Marine Conservation faces backlash – does EDDC have a view?

In early June the Government published the Benyon Report into Marine Conservation Areas. The Report recommended the rapid creation of Highly Protected Marine Areas (HPMA) out of existing  “marine protection areas” that many conservation groups call “paper parks” with few rules. This could include Lyme Bay.

In an earlier post linking to the Benyon Report, Owl commented: “Owl’s view is that  Marine Conservation Areas, creation of a new East Devon and Dorset National Park and the Jurassic Coast World Heritage Coast are all components of the  “joined up” environmental approach EDDC needs to be thinking about.”

Now the backlash (Owl can imagine what the Carters’ view might be):

Anglers face ban on fishing in protected English waters

Will Humphries Southwest Correspondent (The Times)

“Recreational anglers, charter boat captains and tackle shop owners are fighting a proposed ban on fishing in large parts of the sea around England under plans to create the first fully protected marine conservation areas.

A government-commissioned review, chaired by the former Conservative fisheries minister Richard Benyon, has recommended the rapid creation of Highly Protected Marine Areas (HPMAs). All “extractive activities”, including dredging, sewage dumping, drilling, offshore wind turbine construction and catch-and-release recreational angling, would be prohibited.

The recommendation angered commercial fishermen and recreational anglers who accused the review of failing to take account of the impact on their livelihoods and sport.
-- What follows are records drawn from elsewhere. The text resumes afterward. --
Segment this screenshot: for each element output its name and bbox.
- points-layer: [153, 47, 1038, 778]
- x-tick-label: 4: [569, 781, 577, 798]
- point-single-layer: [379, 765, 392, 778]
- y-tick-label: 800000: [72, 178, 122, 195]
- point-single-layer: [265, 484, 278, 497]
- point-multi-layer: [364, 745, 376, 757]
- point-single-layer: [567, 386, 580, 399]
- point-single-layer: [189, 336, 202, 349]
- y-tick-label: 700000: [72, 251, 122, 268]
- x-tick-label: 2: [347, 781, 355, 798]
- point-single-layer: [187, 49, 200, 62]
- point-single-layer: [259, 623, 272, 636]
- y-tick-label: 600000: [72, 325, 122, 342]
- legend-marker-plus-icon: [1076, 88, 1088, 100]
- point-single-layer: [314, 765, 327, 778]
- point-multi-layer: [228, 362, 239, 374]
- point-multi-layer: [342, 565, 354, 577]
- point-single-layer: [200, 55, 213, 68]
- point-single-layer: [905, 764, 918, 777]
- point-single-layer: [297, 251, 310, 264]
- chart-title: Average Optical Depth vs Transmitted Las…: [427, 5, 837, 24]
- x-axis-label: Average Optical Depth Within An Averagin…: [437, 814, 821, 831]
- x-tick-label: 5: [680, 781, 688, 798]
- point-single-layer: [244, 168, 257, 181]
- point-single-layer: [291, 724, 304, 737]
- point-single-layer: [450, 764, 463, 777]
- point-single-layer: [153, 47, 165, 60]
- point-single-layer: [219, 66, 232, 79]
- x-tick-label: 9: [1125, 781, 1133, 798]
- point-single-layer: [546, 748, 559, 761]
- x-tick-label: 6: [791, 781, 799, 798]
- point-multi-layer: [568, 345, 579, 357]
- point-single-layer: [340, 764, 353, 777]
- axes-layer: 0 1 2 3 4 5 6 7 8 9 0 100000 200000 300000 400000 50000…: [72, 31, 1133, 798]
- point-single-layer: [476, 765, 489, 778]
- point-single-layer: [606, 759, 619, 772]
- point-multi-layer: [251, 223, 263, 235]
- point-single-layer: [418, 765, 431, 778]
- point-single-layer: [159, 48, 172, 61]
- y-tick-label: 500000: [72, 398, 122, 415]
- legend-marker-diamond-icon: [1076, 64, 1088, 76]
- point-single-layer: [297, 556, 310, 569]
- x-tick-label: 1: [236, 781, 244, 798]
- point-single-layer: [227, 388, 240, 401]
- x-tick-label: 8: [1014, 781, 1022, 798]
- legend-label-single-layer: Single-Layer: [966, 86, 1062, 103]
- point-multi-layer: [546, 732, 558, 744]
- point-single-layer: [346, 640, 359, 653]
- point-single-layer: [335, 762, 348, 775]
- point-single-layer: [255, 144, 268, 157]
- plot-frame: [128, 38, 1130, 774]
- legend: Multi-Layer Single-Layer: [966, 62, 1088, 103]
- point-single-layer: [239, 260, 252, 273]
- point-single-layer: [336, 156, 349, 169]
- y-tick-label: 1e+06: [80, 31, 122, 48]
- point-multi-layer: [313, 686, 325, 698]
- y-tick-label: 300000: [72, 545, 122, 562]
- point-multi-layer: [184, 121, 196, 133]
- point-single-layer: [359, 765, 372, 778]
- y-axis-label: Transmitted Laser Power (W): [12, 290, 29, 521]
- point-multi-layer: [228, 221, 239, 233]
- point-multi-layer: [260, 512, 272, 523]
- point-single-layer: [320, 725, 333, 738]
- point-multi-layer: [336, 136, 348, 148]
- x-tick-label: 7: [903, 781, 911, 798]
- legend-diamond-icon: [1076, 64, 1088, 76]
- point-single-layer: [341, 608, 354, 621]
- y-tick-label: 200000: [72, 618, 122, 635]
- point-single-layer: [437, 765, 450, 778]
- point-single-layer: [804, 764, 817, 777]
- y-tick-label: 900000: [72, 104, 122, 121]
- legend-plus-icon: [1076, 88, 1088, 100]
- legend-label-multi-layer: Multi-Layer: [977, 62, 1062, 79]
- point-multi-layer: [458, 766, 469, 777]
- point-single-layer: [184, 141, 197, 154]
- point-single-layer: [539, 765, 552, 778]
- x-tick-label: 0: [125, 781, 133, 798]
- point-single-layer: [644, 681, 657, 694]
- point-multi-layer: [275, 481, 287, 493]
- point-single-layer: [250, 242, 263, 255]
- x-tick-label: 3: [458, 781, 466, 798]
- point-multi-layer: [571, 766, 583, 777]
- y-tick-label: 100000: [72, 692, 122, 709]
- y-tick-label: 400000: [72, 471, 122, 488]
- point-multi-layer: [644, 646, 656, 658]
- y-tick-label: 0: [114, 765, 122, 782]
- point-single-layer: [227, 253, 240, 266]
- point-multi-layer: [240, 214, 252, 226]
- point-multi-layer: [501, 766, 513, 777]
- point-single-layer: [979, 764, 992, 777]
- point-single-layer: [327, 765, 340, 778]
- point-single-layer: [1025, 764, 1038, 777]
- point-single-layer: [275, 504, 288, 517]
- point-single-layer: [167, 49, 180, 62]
There are 175 marine protected areas in English waters but many are what conservation groups call “paper parks”, with few rules. HPMAs will be within these areas and could include the fishing port of Brixham in Devon and Chesil Beach in Dorset, where thousands of anglers cast off every year.

The Angling Trust said it was shocked that the review had “lumped in” recreational angling with industrial practices without consulting members.

A spokesman for the Department for Environment, Food & Rural Affairs said that if HPMAs were set up those affected would be consulted.”